C’est notamment vrai de ce qu’il dit du propriétaire et de l’entrepreneur, au sens où il entend ce second mot. En effet, les sociétés historiques préindustrielles en Europe se caractérisent par l’existence d’une élite sociale et politique qui, d’une manière ou d’une autre, contrôle la propriété du sol, quelles que soient les formes prises par cette propriété, et, d’autre part, d’agents économiques extérieurs à cette élite et qui sont notamment des entrepreneurs au sens où Cantillon utilise le mot. Le schéma qu’il nous fournit présente l’avantage d’envisager comme des membres d’une même catégorie des individus ou des groupes que la pensée antique conçoit toujours comme séparés les uns des autres : hommes et femmes des métiers urbains de l’artisanat et du commerce, fermiers de la terre et des adjudications publiques…

Il met aussi en évidence, me semble-t-il, que la pensée et la pratique romaines visent, de manière insistante, à ignorer ces classes d’entrepreneurs et à attribuer aux propriétaires une importante partie du rôle qui leur revient chez Cantillon.

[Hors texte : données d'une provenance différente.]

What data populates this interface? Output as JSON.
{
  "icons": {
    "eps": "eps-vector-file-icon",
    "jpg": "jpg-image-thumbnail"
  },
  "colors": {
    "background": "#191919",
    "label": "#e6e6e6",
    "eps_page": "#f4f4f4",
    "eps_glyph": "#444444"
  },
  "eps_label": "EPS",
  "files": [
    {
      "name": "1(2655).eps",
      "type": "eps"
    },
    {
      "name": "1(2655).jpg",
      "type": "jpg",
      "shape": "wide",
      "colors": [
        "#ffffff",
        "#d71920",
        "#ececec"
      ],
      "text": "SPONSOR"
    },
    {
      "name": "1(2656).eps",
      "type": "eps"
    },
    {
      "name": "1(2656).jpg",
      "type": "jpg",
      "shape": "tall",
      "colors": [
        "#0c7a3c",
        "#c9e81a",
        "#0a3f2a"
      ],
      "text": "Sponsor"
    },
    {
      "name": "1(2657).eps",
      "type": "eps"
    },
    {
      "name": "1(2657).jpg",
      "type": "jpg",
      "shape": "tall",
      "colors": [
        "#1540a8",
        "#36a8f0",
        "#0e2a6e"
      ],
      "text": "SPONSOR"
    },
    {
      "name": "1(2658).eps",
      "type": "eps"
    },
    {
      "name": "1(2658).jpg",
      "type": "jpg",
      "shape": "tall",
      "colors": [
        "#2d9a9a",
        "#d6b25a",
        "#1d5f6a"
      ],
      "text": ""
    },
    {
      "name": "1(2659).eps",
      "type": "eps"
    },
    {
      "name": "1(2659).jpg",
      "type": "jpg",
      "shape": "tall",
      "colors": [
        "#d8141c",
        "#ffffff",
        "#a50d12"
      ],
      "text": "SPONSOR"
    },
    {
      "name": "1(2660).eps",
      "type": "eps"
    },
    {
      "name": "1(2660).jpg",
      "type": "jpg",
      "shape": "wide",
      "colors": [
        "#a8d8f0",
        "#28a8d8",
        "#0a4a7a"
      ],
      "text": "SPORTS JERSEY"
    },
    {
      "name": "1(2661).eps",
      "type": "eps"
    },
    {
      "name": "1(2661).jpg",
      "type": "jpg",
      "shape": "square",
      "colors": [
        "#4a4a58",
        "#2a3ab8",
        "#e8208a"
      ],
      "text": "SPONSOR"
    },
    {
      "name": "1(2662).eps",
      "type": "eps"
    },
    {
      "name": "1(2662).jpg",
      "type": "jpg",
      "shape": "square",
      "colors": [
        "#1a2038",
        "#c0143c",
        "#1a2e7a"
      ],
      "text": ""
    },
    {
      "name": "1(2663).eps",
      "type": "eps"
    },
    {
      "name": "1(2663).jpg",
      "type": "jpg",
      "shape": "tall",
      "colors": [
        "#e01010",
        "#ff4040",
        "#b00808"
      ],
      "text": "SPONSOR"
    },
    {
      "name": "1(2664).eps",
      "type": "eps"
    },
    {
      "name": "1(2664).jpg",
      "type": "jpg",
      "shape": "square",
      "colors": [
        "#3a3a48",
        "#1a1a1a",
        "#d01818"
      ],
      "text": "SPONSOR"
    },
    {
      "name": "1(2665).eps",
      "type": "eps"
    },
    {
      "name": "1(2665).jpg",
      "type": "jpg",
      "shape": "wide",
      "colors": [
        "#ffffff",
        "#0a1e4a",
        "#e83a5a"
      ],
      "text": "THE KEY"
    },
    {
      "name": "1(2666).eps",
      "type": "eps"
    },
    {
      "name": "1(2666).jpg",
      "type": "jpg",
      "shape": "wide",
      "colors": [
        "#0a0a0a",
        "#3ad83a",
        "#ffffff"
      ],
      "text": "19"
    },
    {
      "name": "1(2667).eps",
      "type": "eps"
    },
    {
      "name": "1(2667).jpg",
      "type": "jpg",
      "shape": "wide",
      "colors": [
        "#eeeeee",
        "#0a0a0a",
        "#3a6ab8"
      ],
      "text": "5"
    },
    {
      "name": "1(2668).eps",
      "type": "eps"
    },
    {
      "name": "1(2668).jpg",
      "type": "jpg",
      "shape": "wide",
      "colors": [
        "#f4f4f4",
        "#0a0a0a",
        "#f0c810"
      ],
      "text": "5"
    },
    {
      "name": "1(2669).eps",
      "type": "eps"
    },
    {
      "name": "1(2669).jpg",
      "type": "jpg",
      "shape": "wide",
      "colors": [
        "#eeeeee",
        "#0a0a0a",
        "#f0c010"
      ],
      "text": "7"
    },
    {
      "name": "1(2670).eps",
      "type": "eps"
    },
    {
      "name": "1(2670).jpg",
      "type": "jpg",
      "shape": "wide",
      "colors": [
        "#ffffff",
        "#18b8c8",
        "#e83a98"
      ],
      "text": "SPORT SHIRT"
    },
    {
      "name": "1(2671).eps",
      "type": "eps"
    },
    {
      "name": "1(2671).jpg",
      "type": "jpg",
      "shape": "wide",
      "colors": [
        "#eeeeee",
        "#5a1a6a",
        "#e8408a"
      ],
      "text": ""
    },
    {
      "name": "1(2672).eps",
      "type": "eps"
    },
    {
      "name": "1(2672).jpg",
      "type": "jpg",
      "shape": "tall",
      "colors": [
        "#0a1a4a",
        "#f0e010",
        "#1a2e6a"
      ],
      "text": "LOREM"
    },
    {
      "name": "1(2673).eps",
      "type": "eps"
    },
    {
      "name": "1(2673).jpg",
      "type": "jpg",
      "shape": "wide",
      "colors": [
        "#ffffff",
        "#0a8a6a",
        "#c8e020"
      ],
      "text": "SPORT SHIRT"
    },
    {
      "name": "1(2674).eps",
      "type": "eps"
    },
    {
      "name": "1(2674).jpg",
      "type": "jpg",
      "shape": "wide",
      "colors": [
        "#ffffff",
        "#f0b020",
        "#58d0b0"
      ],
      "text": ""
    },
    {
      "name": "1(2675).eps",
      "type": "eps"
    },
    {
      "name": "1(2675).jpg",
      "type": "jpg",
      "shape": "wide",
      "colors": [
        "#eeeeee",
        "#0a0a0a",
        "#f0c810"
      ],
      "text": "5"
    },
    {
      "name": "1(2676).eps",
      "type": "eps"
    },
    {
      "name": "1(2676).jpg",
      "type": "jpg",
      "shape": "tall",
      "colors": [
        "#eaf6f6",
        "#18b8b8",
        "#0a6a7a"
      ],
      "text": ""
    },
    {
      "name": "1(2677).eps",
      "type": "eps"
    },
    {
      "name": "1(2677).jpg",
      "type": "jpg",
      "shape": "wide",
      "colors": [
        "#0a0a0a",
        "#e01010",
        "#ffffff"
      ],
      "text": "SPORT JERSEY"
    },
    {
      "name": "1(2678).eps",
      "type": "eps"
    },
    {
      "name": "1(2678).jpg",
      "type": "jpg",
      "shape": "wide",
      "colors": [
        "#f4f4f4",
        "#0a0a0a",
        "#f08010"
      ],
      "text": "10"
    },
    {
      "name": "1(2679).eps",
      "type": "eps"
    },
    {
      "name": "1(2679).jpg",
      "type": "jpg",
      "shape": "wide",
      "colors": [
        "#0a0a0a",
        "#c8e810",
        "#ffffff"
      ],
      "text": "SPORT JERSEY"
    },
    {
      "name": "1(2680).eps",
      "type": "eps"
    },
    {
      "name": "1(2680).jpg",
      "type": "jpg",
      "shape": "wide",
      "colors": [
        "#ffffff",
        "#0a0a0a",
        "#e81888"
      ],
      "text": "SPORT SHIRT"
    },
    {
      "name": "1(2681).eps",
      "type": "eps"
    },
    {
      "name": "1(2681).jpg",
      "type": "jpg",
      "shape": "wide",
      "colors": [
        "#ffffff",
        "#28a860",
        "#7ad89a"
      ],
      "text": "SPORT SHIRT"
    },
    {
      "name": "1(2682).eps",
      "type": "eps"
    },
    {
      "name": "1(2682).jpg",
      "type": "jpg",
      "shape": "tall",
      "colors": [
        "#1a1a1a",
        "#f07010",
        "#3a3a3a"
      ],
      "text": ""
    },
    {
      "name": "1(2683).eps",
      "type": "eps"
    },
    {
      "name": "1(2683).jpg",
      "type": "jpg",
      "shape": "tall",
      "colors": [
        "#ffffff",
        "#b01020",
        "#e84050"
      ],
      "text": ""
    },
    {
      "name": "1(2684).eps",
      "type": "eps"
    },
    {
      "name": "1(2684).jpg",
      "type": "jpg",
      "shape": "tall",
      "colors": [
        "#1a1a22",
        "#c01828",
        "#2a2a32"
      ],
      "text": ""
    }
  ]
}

Les textes des auteurs agronomiques (Caton, Varron, Columelle, Pline l’Ancien) et certains textes juridiques figurant dans le Digeste montrent comment le point de vue du propriétaire est sans cesse privilégié, et comment l’idéal à atteindre est une espèce d’unification, entre les mains du propriétaire de la terre, des deux rôles de propriétaire et d’entrepreneur (au sens de Cantillon). Il est étonnant que nous n’ayons aucun texte latin qui soit orienté vers le point de vue et les intérêts de l’entrepreneur agricole. Le fermier que les marxistes ont par la suite qualifié de capitaliste est un personnage absent de la documentation romaine, et les rares brefs passages des agronomes qui paraissent songer à un tel personnage demandent instamment au propriétaire d’éviter à tout prix de lui louer des terres.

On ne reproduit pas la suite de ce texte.